Does the Pope drive through the woods?

(With summer ending and fall approaching, I'm recollecting some autumn moments over the years. Sweatshirts, football, red and yellow leaves, cross country meets, new Old Farmer's Almanacs and bite-sized candy bars. No, fall isn't so bad.)

In the fall of 1979, my mother had signed me up for a soccer clinic at Norridge Park. The clinic basically was to introduce kids to the game, and Mom must have thought I would enjoy a new sport (I already was sports-obsessed by age 8). Even just a decade later, I probably would have been playing soccer at age 6, but in 1979, it hadn't invaded suburban (or in my case, the middle-class neighborhoods inside the fringes of Chicago) youth sports.

I don't remember much about the clinic, which was one or two days a week for a few weeks. I obviously wasn't that enamored with soccer, because if I really took to it, I probably would have asked to keep playing. That's too bad -- I think if I was born 20 years later, soccer would have been a good sport for me, and if I did take an instant liking to it, I might have gotten good enough to play in high school, not because I was naturally talented, but because there simply weren't as many soccer players back then.

Soccer isn't the theme of this post. The papacy is.


On Oct. 4, 1979, Pope John Paul II arrived in Chicago. He spent about two days in a city with the largest Polish-Catholic population outside of Warsaw. Needless to say, this was a big deal to Catholics in Chicago. Our parish and support wanted to show the our support. Mom picked me up from soccer that gray-skied day to join other parishioners and classmates to see the Pope.

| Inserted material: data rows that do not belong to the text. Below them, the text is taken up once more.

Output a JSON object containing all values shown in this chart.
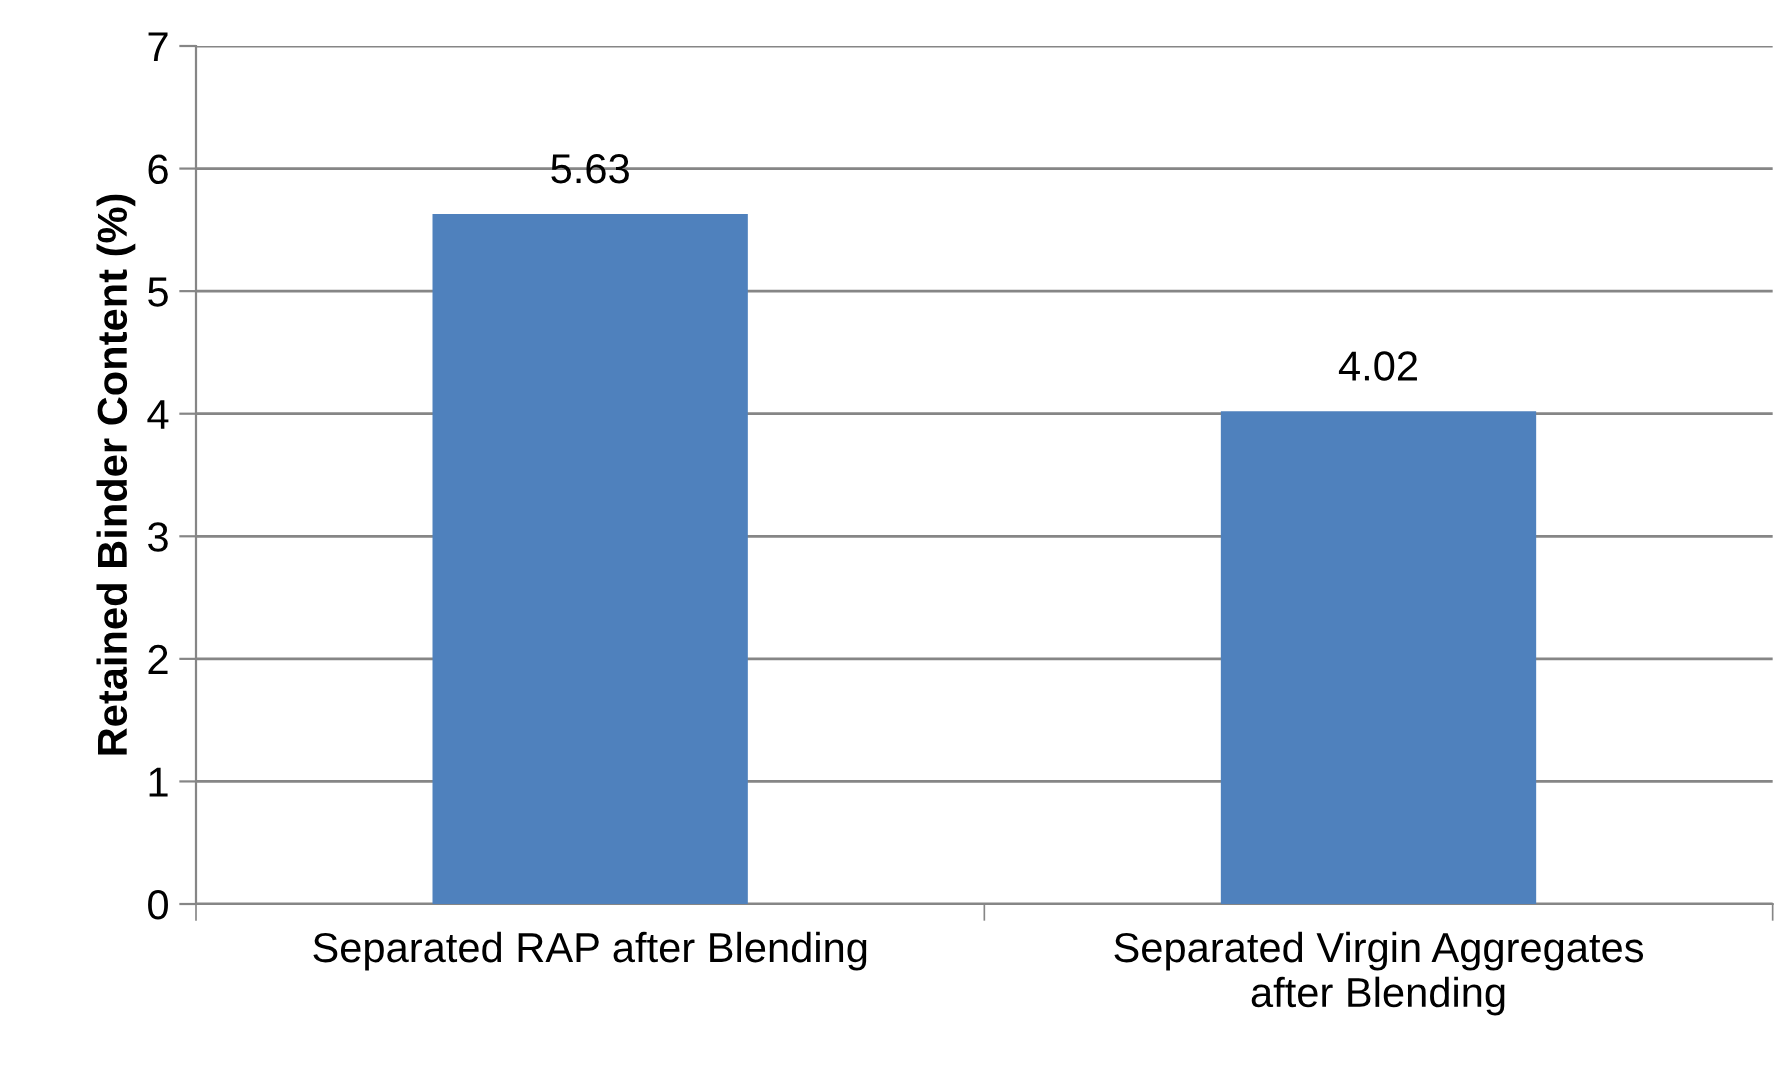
{
  "chart_data": {
    "type": "bar",
    "ylabel": "Retained Binder Content (%)",
    "categories": [
      "Separated RAP after Blending",
      "Separated Virgin Aggregates\nafter Blending"
    ],
    "values": [
      5.63,
      4.02
    ],
    "color": "#4f81bd",
    "ylim": [
      0,
      7
    ],
    "yticks": [
      0,
      1,
      2,
      3,
      4,
      5,
      6,
      7
    ],
    "grid": "y",
    "data_labels": true
  }
}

We drove to a grassy area next to the Kennedy Expressway off Seminole Street somewhat near our house. There was a hole in the fence and a good 50 yards to the expressway, and a many people had gathered. The Pope's motorcade would travel from the airport via the Kennedy to downtown. We waited to see him. Zoom! His limo with tinted windows sped by. I never actually saw the Pope that day, but just his a brief blur of his car.

I remember so much from this fall, especially this October. Oddly, there are some autumns from my youth from which I haven't remembered as much (including one I wrote about last year). But not 1979. The memories are vivid and important. Even when I was younger (about 12), the start of fourth grade seemed like a transition from being a little kid to being a not-so-little kid. Maybe that's why everything from that fall -- the whole next 12 months, in fact -- is so easily remembered.

Michael is only a third grader, but is turning 9 this fall like I turned 9 in the fall of 1979. I hope he remembers everything.